Le quedaba una semana para dejar el piso y eso ejercía de presión extra. Y cuanta más ansiedad sentía por no alcanzar el objetivo, más le costaba concentrarse. Últimamente parecía ir a la deriva en todos los aspectos. En el fondo echaba en falta la época en que no era un afamado escritor, cuando sus escritos llegaban a media noche, o en mitad de una escapada, cuando daba igual que los dejara a medias durante semanas, o que fuesen de escasa longitud. Siempre había soñado con vivir de lo que mejor sabía hacer. Pero nunca contó con que los plazos fueran a afectarle tanto.

El semáforo de la  calle paralela a la suya se puso en ámbar, pero decidió acelerar antes de que pasara a rojo, a esas horas no solía pasar tráfico por allí, no sucedería nada.

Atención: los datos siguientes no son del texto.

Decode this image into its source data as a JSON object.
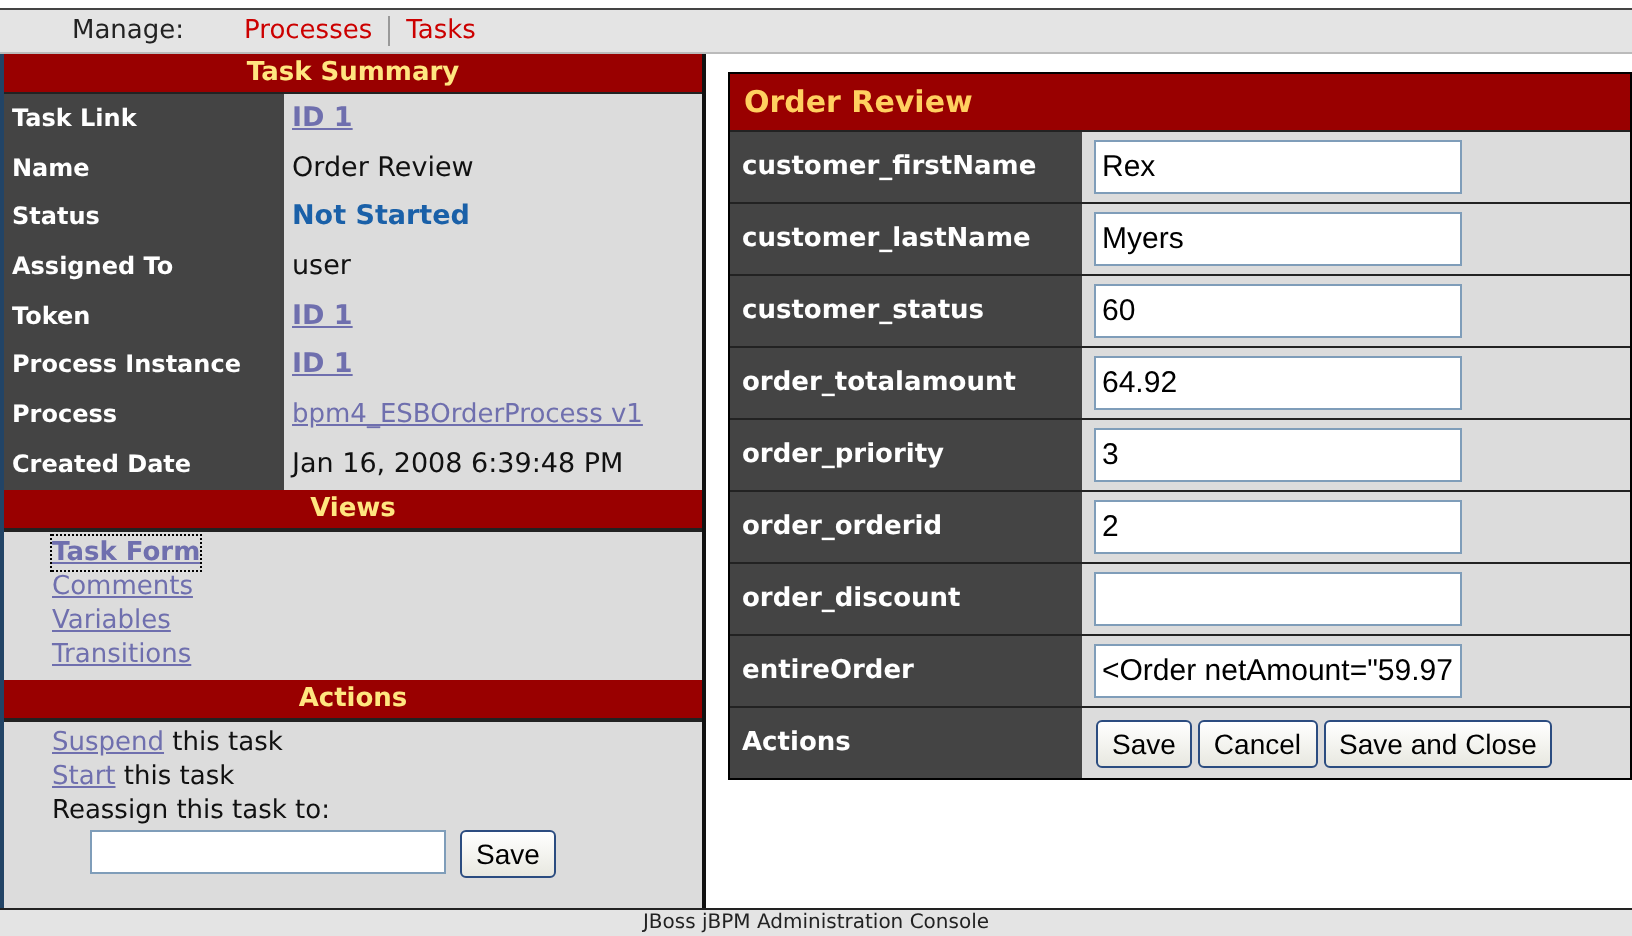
{
  "nav": {
    "label": "Manage:",
    "links": [
      "Processes",
      "Tasks"
    ]
  },
  "summary": {
    "title": "Task Summary",
    "rows": [
      {
        "label": "Task Link",
        "value": "ID 1",
        "kind": "id-link"
      },
      {
        "label": "Name",
        "value": "Order Review",
        "kind": "text"
      },
      {
        "label": "Status",
        "value": "Not Started",
        "kind": "status"
      },
      {
        "label": "Assigned To",
        "value": "user",
        "kind": "text"
      },
      {
        "label": "Token",
        "value": "ID 1",
        "kind": "id-link"
      },
      {
        "label": "Process Instance",
        "value": "ID 1",
        "kind": "id-link"
      },
      {
        "label": "Process",
        "value": "bpm4_ESBOrderProcess v1",
        "kind": "link"
      },
      {
        "label": "Created Date",
        "value": "Jan 16, 2008 6:39:48 PM",
        "kind": "text"
      }
    ]
  },
  "views": {
    "title": "Views",
    "items": [
      {
        "label": "Task Form",
        "selected": true
      },
      {
        "label": "Comments",
        "selected": false
      },
      {
        "label": "Variables",
        "selected": false
      },
      {
        "label": "Transitions",
        "selected": false
      }
    ]
  },
  "actions": {
    "title": "Actions",
    "items": [
      {
        "link": "Suspend",
        "text": "this task"
      },
      {
        "link": "Start",
        "text": "this task"
      }
    ],
    "reassign_label": "Reassign this task to:",
    "save_button": "Save"
  },
  "form": {
    "title": "Order Review",
    "fields": [
      {
        "label": "customer_firstName",
        "value": "Rex"
      },
      {
        "label": "customer_lastName",
        "value": "Myers"
      },
      {
        "label": "customer_status",
        "value": "60"
      },
      {
        "label": "order_totalamount",
        "value": "64.92"
      },
      {
        "label": "order_priority",
        "value": "3"
      },
      {
        "label": "order_orderid",
        "value": "2"
      },
      {
        "label": "order_discount"
      },
      {
        "label": "entireOrder",
        "value": "<Order netAmount=\"59.97"
      }
    ],
    "actions_label": "Actions",
    "buttons": [
      "Save",
      "Cancel",
      "Save and Close"
    ]
  },
  "footer": "JBoss jBPM Administration Console"
}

Sin embargo, sí ocurrió, pero tan rápido que apenas fue consciente. Un pitido, otro vehículo que parecía salir de la nada, vueltas, dolor, visión borrosa. En un parpadeo, una silueta junto a él y en el olfato, el olor a campo, a azucenas.

 ***

—¿Dónde estoy? —preguntó Manuel desorientado.

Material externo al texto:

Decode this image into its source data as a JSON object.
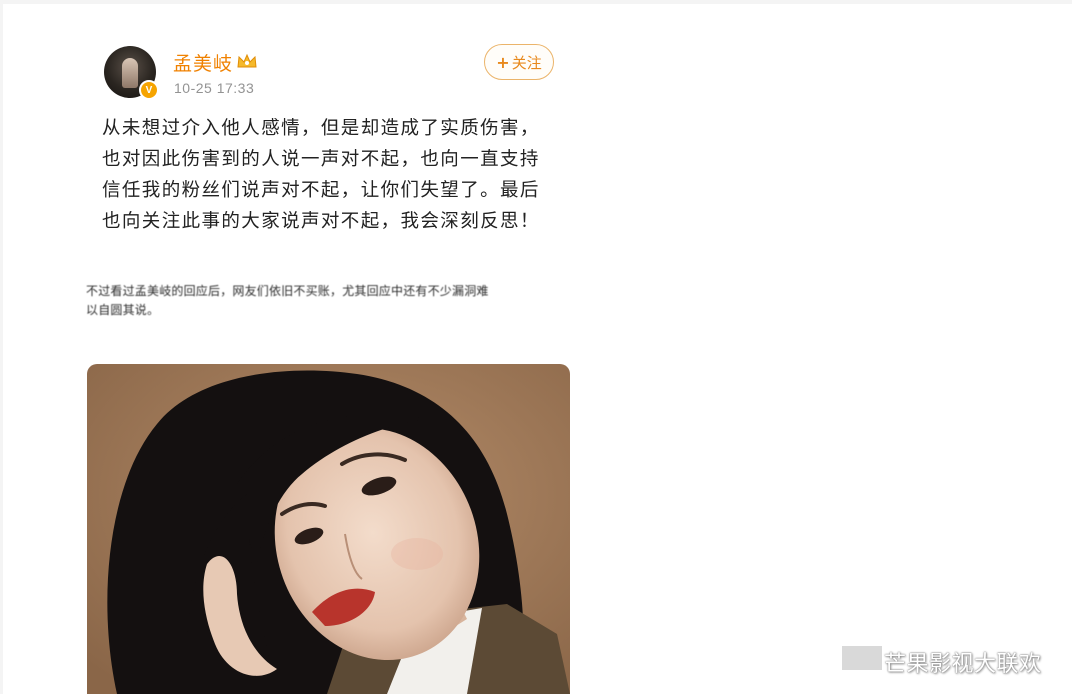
{
  "post": {
    "username": "孟美岐",
    "time": "10-25 17:33",
    "verify_mark": "V",
    "follow_label": "关注",
    "follow_plus": "+",
    "content_lines": [
      "从未想过介入他人感情，但是却造成了实质伤害，",
      "也对因此伤害到的人说一声对不起，也向一直支持",
      "信任我的粉丝们说声对不起，让你们失望了。最后",
      "也向关注此事的大家说声对不起，我会深刻反思！"
    ]
  },
  "caption": {
    "lines": [
      "不过看过孟美岐的回应后，网友们依旧不买账，尤其回应中还有不少漏洞难",
      "以自圆其说。"
    ]
  },
  "photo": {
    "background": "#a47d5b"
  },
  "watermark": {
    "text": "芒果影视大联欢"
  },
  "icons": [
    "avatar",
    "verified-badge-icon",
    "crown-icon",
    "plus-icon"
  ],
  "colors": {
    "username": "#f08100",
    "follow_border": "#ebb46a",
    "follow_text": "#e8891d",
    "verify": "#f6a400",
    "time": "#939393"
  }
}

—Procure no moverse mucho. Ha sufrido un accidente con el coche. Por suerte, los daños no han sido graves y en unas semanas estará recuperado—le explicó la médica.

—¿Y el conductor del otro coche está bien?

—¿Qué otro coche? No chocó usted con nadie. Según la policía, aceleró y debió perder el control de su vehículo, por lo que colisionó contra el muro del edificio.

No podía ser, él recordaba perfectamente el golpe por el lateral. Pero si hubiera sido así, habría otro automóvil cuando llegara la ambulancia o la policía lo habría detectado, aunque se hubiera dado a la fuga.

—Debe de haber un error. Sé que alguien me dio por el lado izquierdo, sé que fue mi culpa porque aceleré cuando no debía, pero antes de irme contra el muro, otro coche me golpeó. Alguien tuvo que llamar a emergencias y quizá lo viera. Alguien se acercó y se quedó junto a mí todo el rato y recuerdo que llevaba perfume de azucenas.

—Quizá el golpe esté causándole confusión, pero nadie estaba junto al coche. Los compañeros de emergencias nos han contado que cuando llegaron, no había nadie allí. No saben quién dio el aviso.

Manuel no podía entender nada. Parecía que hubiera inventado aquel golpe, quizá la doctora tenía razón y estaba confundido. Pero no, él sabía perfectamente que aquello había sucedido.

—Le voy a dejar descansar. Pasaré a verle en la siguiente ronda. Si necesita algo, puede pedirlo al enfermero.

—¿Podrían dejarme papel y boli?

No sabía qué iba a descubrir, si es que descubría algo, pero sí sabía que su próxima novela iba a comenzar relatando su accidente.